Viendo el ranking Scimago u otros similares sobre los centros de investigación más importantes de la última década, es evidente la presencia recurrente de varias instituciones del primer mundo. Por ejemplo, la Academia de Ciencias de China, lidera estas listas desde hace varios años y es la muestra palpable del poder chino en el mundo actual. Asimismo, el Centro Nacional de Investigación Científica de Francia, las universidades de Harvard, Stanford y el MIT Estados Unidos, la Asociación Helmholtz de Centros de Investigación de Alemania, el CSIC de España, la Universidad de Oxford de Inglaterra, la Academia Rusa de Ciencias, entre otras, son la demostración del liderazgo que alcanzan las naciones a nivel mundial cuando vinculan el conocimiento con el poder.
Pero relacionar el conocimiento científico con el poder no ha sido un invento de nuestra época. Quien se percató de modo contundente que el poder podría crecer de modo exponencial gracias al saber científico, fue el filósofo inglés Francis Bacon (1561-1626). Escribió sobre el tema tanto a nivel ensayístico como literario, en tratados filosóficos como La Gran Instauración y en la novela Nueva Atlántida. Justamente, en esta ficción, Bacon imaginó un gran centro de investigación como la causa del progreso de la Nueva Atlántida: La Casa de Salomón.
Asumiendo el mensaje baconiano, la corona inglesa -con recursos reales- constituyó a mediado del siglo XVII la Real Sociedad de Londres cuyo lema fundacional se extrajo del Novum Organum de Bacon: “para la ampliación del imperio humano sobre las cosas”. Idea que articula a la célebre frase: “ipsa scientia potestas est”, el conocimiento es poder, plasmada en sus “Meditaciones Sacras”. Una vez creada la Real Sociedad de Londres, la historia es conocida. Y a comienzos del siglo XVIII, Inglaterra dominaba los mares del mundo y se imponía con creces sobre Francia, España, etc. La “mano invisible” no bastaba.

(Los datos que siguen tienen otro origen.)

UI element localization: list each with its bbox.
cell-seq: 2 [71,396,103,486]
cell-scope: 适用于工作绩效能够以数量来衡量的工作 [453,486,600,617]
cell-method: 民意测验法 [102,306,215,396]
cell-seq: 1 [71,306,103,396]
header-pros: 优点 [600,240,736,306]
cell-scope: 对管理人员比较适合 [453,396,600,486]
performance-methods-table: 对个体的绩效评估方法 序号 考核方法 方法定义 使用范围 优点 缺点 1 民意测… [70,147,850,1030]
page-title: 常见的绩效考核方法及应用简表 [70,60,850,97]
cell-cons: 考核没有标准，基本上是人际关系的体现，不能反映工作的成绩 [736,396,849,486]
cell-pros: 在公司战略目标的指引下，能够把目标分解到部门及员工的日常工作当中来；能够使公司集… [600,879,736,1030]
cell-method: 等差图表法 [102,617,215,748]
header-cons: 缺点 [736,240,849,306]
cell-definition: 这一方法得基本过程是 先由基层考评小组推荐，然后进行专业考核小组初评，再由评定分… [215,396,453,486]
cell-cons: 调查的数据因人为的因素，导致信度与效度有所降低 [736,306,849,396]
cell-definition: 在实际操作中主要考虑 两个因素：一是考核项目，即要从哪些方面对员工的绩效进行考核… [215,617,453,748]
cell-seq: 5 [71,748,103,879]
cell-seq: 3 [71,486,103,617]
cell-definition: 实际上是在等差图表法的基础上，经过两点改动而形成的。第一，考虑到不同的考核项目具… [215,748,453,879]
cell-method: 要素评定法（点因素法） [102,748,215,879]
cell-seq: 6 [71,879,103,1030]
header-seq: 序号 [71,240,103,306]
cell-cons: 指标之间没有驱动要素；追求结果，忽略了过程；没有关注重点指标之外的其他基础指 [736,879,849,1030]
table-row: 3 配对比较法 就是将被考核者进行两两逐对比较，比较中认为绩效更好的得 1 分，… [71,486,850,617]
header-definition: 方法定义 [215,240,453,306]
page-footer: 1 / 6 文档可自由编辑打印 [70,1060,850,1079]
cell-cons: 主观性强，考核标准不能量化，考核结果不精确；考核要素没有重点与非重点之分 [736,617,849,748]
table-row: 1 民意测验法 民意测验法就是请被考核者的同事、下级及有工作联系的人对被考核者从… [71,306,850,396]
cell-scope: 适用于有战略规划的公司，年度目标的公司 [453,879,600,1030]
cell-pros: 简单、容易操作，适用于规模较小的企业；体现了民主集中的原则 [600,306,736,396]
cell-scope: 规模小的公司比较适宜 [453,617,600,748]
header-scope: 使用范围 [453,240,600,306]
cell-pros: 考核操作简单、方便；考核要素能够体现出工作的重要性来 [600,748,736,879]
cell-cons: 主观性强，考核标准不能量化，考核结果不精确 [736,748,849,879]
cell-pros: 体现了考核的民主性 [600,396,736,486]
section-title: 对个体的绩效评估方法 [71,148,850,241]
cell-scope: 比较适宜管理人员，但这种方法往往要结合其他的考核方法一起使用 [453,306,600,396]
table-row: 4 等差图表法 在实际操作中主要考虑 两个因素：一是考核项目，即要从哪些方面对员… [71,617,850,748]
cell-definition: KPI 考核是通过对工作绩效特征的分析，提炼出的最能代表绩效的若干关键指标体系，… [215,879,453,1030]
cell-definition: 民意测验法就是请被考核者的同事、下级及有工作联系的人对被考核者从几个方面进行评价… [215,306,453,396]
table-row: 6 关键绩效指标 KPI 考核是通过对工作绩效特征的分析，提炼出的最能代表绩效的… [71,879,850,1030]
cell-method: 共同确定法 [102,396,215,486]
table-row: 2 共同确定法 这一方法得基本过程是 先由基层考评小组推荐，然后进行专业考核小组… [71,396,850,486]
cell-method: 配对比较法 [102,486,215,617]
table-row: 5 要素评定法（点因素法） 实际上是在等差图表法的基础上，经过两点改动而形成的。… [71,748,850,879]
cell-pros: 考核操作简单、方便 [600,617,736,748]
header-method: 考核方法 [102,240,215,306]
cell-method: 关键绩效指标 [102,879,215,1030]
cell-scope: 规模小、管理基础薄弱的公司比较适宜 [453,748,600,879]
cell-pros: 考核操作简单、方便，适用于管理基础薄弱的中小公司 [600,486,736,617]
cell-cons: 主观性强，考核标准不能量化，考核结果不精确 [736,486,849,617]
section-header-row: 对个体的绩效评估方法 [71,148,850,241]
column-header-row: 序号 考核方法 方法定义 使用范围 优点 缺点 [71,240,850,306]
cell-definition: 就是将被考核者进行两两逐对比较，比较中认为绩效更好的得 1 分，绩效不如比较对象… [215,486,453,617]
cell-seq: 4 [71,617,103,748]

El éxito inglés de vincular el conocimiento científico al poder político y económico, fue emulado –durante los siglos XIX y XX– por Francia, Alemania, Rusia, Estados Unidos, el resto de Europa, Japón y, últimamente, por Corea del Sur, China e India. Pues era evidente que potenciar el desarrollo científico (en todas las áreas del saber) se constituía en la causa directa de la riqueza de la “riqueza de las naciones” ¿Por qué? Porque el poder que proviene de la ciencia permite una autonomía mucho más consistente: identificar en términos racionales qué es lo más conveniente para una nación y qué pasos hay que tomar para alcanzar un progreso sostenible y creciente.
Alcanzar la autonomía científica multidisciplinaria (que no es lo mismo que autarquía científica) es la primera condición para nuestro progreso material, social, político y cultural. A nadie más que a nosotros –los peruanos– nos va a interesar superar nuestras limitaciones y pobreza. Recordemos que hay otras naciones, muy poderosas, que están interesadas en que nos quedemos permanentemente rezagados en varios aspectos. Así, en el ámbito académico, nos hicieron creer que solo tenemos lugar en un imaginario folklórico y culturalista, definiendo nuestro programa científico (qué es lo que debemos investigar y de qué modo).
Cuando el Perú se dé cuenta de la magnitud de lo que se juega en las relaciones entre el ejercicio del poder y el conocimiento científico, daremos los pasos a hacia esa dirección. Por ahora, solo nos queda insistir en estos temas.